Konflik tenurial di kawasan hutan salah satu problem struktural tata kelola kehutanan yang mendapatkan perhatian Pemerintahan Joko Widodo dan Jusuf Kalla. Di dalam Program Politik Nawa Cita dengan tegas dinyatakan bahwa pemerintah akan menangani konflik tenurial tersebut sebagai wujud dari “Negara Hadir”. Kementerian Lingkungan Hidup & Kehutanan (Kemen LHK) sebagai lembaga yang bertanggung jawab serta mempunyai kewenangan untuk mengelola kawasan hutan menterjemahkannya dengan membentuk nomenklatur Direktorat Penanganan Konflik Tenurial dan Hutan Adat (PKTHA) serta melahirkan beberapa regulasi terkait hal tersebut.
Selain itu, Kemen LHK juga aktif mendidik sumber daya manusia yang bertugas sebagai assessor (penilai lapang konflik) dan mediator (fasilitator perundingan penyelesaian konflik) yang berasal dari berbagai kalangan, baik dari Aparatur Sipil Negara, Organisasi Non-Pemerintah dan Perusahaan. Para assessor dan mediator ini tersebar di beberapa Provinsi yang mempunyai konflik sumber daya alam.

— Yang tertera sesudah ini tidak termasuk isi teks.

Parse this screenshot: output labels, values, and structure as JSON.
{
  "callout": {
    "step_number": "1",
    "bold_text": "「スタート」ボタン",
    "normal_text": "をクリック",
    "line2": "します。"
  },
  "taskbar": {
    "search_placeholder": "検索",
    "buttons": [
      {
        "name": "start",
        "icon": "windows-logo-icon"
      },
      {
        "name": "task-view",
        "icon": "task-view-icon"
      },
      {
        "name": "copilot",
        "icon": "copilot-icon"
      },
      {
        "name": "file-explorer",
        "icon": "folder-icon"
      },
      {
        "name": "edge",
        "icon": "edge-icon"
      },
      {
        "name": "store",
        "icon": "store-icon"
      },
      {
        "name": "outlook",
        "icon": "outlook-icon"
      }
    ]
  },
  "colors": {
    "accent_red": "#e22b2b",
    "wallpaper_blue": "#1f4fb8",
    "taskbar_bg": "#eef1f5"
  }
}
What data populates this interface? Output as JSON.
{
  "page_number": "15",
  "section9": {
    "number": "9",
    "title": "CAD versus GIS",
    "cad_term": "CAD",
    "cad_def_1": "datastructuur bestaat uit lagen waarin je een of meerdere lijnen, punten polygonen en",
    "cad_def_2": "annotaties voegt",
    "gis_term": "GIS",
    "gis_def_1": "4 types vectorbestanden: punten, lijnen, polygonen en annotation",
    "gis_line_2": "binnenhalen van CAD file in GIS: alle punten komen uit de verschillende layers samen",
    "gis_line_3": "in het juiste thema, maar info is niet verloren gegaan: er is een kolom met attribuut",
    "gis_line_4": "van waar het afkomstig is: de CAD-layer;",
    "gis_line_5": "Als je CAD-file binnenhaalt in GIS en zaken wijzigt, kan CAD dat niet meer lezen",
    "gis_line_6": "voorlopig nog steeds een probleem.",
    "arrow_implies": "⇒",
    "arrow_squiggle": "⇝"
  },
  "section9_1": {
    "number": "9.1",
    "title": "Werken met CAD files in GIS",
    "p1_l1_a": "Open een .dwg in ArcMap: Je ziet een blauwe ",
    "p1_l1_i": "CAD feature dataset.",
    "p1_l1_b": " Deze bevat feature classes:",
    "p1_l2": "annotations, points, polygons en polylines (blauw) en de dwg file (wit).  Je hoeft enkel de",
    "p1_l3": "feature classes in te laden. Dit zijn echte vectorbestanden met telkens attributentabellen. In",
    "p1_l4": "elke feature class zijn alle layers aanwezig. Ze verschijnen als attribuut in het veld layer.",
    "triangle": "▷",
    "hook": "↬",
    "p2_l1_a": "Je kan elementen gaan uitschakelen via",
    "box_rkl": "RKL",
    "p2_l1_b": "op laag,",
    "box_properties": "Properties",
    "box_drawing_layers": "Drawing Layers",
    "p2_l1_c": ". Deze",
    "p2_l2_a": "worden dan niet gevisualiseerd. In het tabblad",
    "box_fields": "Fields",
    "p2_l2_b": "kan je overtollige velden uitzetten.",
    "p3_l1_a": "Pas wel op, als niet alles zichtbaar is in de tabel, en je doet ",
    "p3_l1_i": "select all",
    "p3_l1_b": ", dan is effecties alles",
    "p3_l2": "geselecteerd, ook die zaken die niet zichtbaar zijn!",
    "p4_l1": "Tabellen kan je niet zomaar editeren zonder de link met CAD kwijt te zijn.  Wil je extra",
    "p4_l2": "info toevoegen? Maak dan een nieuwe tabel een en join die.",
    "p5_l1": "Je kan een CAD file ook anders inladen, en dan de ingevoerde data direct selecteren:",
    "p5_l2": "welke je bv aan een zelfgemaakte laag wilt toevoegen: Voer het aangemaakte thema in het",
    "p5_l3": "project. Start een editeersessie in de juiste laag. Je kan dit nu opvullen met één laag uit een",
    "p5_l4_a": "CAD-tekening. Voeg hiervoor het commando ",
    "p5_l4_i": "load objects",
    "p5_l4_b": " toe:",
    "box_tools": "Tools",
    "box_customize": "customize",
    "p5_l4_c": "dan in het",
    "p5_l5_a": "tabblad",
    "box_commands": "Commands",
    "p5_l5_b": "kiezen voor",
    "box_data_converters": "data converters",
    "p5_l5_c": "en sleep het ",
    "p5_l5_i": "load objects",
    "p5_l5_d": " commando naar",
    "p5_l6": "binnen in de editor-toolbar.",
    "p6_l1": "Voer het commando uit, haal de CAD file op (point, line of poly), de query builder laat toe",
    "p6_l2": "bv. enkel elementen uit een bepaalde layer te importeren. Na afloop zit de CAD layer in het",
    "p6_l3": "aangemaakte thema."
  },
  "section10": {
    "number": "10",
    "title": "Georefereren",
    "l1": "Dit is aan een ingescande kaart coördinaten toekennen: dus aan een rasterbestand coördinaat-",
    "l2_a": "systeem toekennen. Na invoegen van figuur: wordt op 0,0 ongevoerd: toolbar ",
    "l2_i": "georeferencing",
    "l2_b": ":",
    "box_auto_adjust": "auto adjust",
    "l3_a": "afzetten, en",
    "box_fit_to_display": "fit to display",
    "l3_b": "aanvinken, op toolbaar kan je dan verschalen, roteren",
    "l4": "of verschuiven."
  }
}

Provinsi Jambi merupakan salah satu provinsi yang mempunyai kawasan hutan cukup luas, mencapai 49% dari total luas provinsi, dan tentunya juga mempunyai potensi konflik tenurial cukup tinggi. Berdasarkan pemaparan Direktur PKTHA Kemen LHK pada tanggal 15 Mei 2017 dalam acara Konsultasi Publik Nasional “Merajut Masa Depan Di Kawasan Hutan : Pembelajaran Penanganan Konflik Tenurial Kawasan Hutan Di Areal Konsesi Restorasi Ekosistem dan Hutan Tanaman”, Provinsi Jambi menempati posisi kedua, setelah Provinsi Riau, untuk jumlah pengaduan konflik tenurial dalam catatan Kemen LHK, yaitu sebanyak 15 kasus. Sementara menurut dokumentasi data Yayasan CAPPA Keadilan Ekologi, dari tahun 2010 – 2016 jumlah konflik lahan kehutanan selalu menempati urutan pertama untuk konflik sumber daya alam di Provinsi Jambi, yaitu sebanyak 34 kasus per tahun 2016.
Gambaran faktual ini tentu saja membutuhkan penanganan yang baik dengan melibatkan peran banyak pihak, terutama dengan melibatkan sumber daya assessor-mediator di tingkat tapak. Assessor-mediator yang telah mendapatkan sertifikasi dari Kemen LHK ini akan dapat bekerja sesuai dengan standar dan “aturan main” yang ditetapkan dalam regulasi.
Dalam acara ini dihadiri oleh Direktur Penyelesaian Konflik Tenurial dan Hutan Adat (PKTHA) Kementrian Lingkungan Hidup dan Kehutanan Bapak Eka Widodo Soegiri sebagai Nara Sumber utama didampingi oleh Kepala Bidang Penyuluhan, Pemberdayaan Masyarakat dan Hutan Adat Dinas Kehutanan Provinsi Jambi Bapak Agus Sriyanta sebagai nara sumber pendamping.
Dalam paparannya kedua nara sumber, menyatakan bahwa penanganan konflik menjadi salah satu isu utama yang akan menjadi fokus Kementrian LHK. Sehingga konsolidasi berbagai kekuatan ditingkat tapak termasuk konsolidasi assessor dan mediator menjadi langkah penting yang harus dilakukan. Selain itu, proses pendokumentasian konflik dan tahapan penyelesaian yang sesuai situasi dan kebutuhan serta situasi lapangan menjadi bagian tak terpisahkan dalam proses penyelesaian konflik.
Dalam sisi regulasi, saat ini kementrian LHK sedang melakukan proses revisi Permen LHK No.84 tahun 2015 tentang Penyelesaian Konflik guna mengakomodir isu daerah dan memberikan kewenangan kepada daerah sesuai tupoksinya dalam kerja penanganan konflik secara komperhensif.
Acara yang berlangsung selama 2 hari yaitu tanggal 28 dan 29 Agustus 2017 di Hotel Luminor Kota Jambi ini dihadiri oleh 8 orang Mediator, 2 orang Asesor, 5 orang perwakilan masyarakat dan utusan dari forus multipihak yang ada di lingkungan Dinas Kehutanan Provinsi Jambi yaitu Sekber PSDH dan Pokja PPS.